Pour aller plus loin :
- Planche-contact de la numérisation du costume et de ses accessoires dans Gallica (consulté le 15 juillet 2022).
- Les costumes se créent avec les comédiens au fil des répétitions : entretien avec Nathalie Thomas, créatrice de costumes du Théâtre du Soleil, réalisé au moment où la troupe joue Les Atrides (consulté le 15 juillet 2022).
- Les Atrides : Agamemnon (1990). Photographies du spectacle et de la scénographie de Guy-Claude François, texte de Pierre Judet de la Combe, extraits de documents audiovisuels (consulté le 15 juillet 2022).
- Costume et personnage ne font qu’un, texte de Sylvie Perault (consulté le 15 juillet 2022).
- "Le patrimoine du Théâtre du Soleil" : entretien avec Nathalie Thomas et Marie-Hélène Bouvet, in Josette FERAL, Trajectoires du Soleil, autour d’Ariane Mnouchkine, Éditions Théâtrales, Paris, 1998, p. 73-79 [département des Arts du spectacle, salle de lecture, libre-accès : 792.023 092 MNO FER].
 

 
[1] Ce cycle comporte quatre pièces créées à la Cartoucherie entre novembre 1990 et mai 1992 : Iphigénie à Aulis d'Euripide ouvre le cycle (1990), suivie de trois pièces d'Eschyle : Agamemnon (1990), Les Choéphores (1991) et Les Euménides (1992).

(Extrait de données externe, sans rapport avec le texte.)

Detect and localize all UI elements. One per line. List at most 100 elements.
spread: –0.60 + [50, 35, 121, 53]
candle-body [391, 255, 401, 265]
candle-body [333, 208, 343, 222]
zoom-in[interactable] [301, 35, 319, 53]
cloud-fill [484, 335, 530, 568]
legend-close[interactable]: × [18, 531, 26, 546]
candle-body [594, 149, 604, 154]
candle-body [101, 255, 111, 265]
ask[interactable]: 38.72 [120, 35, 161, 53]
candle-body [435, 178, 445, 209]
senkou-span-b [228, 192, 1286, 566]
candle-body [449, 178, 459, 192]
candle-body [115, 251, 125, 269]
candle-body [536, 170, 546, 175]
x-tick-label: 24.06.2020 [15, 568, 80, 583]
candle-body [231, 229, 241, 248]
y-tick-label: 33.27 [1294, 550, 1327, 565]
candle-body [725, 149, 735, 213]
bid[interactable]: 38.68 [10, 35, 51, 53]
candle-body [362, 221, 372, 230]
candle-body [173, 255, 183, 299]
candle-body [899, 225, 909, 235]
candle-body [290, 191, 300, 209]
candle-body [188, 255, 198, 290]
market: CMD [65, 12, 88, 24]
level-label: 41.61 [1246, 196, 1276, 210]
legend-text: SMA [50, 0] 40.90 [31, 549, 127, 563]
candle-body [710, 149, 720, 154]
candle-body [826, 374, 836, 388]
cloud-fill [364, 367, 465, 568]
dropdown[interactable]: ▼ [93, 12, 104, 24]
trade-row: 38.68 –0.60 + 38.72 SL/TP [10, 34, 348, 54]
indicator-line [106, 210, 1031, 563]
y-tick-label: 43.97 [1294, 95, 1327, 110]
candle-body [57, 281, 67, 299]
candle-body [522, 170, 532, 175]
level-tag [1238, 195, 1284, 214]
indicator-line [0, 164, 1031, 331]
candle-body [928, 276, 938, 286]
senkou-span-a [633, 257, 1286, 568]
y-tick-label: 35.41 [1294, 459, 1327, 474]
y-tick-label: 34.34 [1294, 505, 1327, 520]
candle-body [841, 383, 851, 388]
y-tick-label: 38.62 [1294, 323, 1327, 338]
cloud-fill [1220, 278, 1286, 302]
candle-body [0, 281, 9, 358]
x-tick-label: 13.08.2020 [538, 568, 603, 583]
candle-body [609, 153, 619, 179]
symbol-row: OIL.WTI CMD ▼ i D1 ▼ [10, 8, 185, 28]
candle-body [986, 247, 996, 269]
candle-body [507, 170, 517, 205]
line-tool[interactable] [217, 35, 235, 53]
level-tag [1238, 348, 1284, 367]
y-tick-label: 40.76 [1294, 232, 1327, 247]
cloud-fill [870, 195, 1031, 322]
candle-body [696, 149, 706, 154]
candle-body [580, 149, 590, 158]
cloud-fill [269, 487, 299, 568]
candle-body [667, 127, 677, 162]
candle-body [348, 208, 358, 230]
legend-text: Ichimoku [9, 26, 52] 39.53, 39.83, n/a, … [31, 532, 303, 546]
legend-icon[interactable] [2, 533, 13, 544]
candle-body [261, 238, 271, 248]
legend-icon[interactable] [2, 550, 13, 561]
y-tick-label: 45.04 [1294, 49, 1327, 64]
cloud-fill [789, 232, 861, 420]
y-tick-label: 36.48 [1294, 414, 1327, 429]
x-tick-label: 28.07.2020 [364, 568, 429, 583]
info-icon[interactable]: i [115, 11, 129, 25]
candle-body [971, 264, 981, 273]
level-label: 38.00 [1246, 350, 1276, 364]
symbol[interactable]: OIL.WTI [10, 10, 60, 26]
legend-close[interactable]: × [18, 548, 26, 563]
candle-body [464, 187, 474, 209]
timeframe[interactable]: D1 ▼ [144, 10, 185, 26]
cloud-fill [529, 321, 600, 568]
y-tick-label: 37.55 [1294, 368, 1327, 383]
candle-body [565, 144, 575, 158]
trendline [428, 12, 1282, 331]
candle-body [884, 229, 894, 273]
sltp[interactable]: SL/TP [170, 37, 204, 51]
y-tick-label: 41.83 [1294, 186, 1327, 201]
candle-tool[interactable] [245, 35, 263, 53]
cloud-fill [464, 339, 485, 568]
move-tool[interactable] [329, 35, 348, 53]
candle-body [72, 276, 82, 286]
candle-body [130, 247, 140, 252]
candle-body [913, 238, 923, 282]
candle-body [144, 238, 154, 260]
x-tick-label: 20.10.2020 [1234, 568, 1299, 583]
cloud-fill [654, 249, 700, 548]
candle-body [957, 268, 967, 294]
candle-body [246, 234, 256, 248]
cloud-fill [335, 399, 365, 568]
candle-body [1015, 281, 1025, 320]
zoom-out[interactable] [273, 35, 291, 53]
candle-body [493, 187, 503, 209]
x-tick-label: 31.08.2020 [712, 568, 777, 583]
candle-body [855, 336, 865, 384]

[2] Béatrice Picon-Vallin, Le Théâtre du Soleil, les cinquante premières années, Paris, Actes Sud, 2014, p. 187.
[3] Des Petits bourgeois (1964) à Méphisto, le roman d'une carrière (1979). Les dons de Sophie Moscoso pour les œuvres de son mari, Roberto Moscoso, ainsi que de Guy-Claude Boyaval pour celles de son épouse Françoise Tournafond et de Daniel Ogier sont venus enrichir ces dernières années la collection de maquettes du département des Arts du spectacle, comme autant de témoignages précieux du processus créatif de ces trois artistes.
[4] L'atelier de couture est le domaine privilégié de Nathalie Thomas et de Marie-Hélène Bouvet, les deux costumières emblématiques du Théâtre du Soleil depuis le cycle des Shakespeare (1981-1984).
[5] À l'exception des plus beaux costumes des protagonistes réalisés notamment avec des tissus et des broderies de prix, qui sont conservés dans des armoires et dans une pièce à part.
[6] Interview de Nathalie Thomas, propos recueillis par Jean-Claude Lallias et Isabelle Bourrinet-Sebert, 1992 (consulté le 15 juillet 2022).
[7] Les deux autres Coryphées sont interprétés par Simon Abkarian et Georges Bigot, Catherine Schaub interprétant quant à elle le Coryphée de la danse.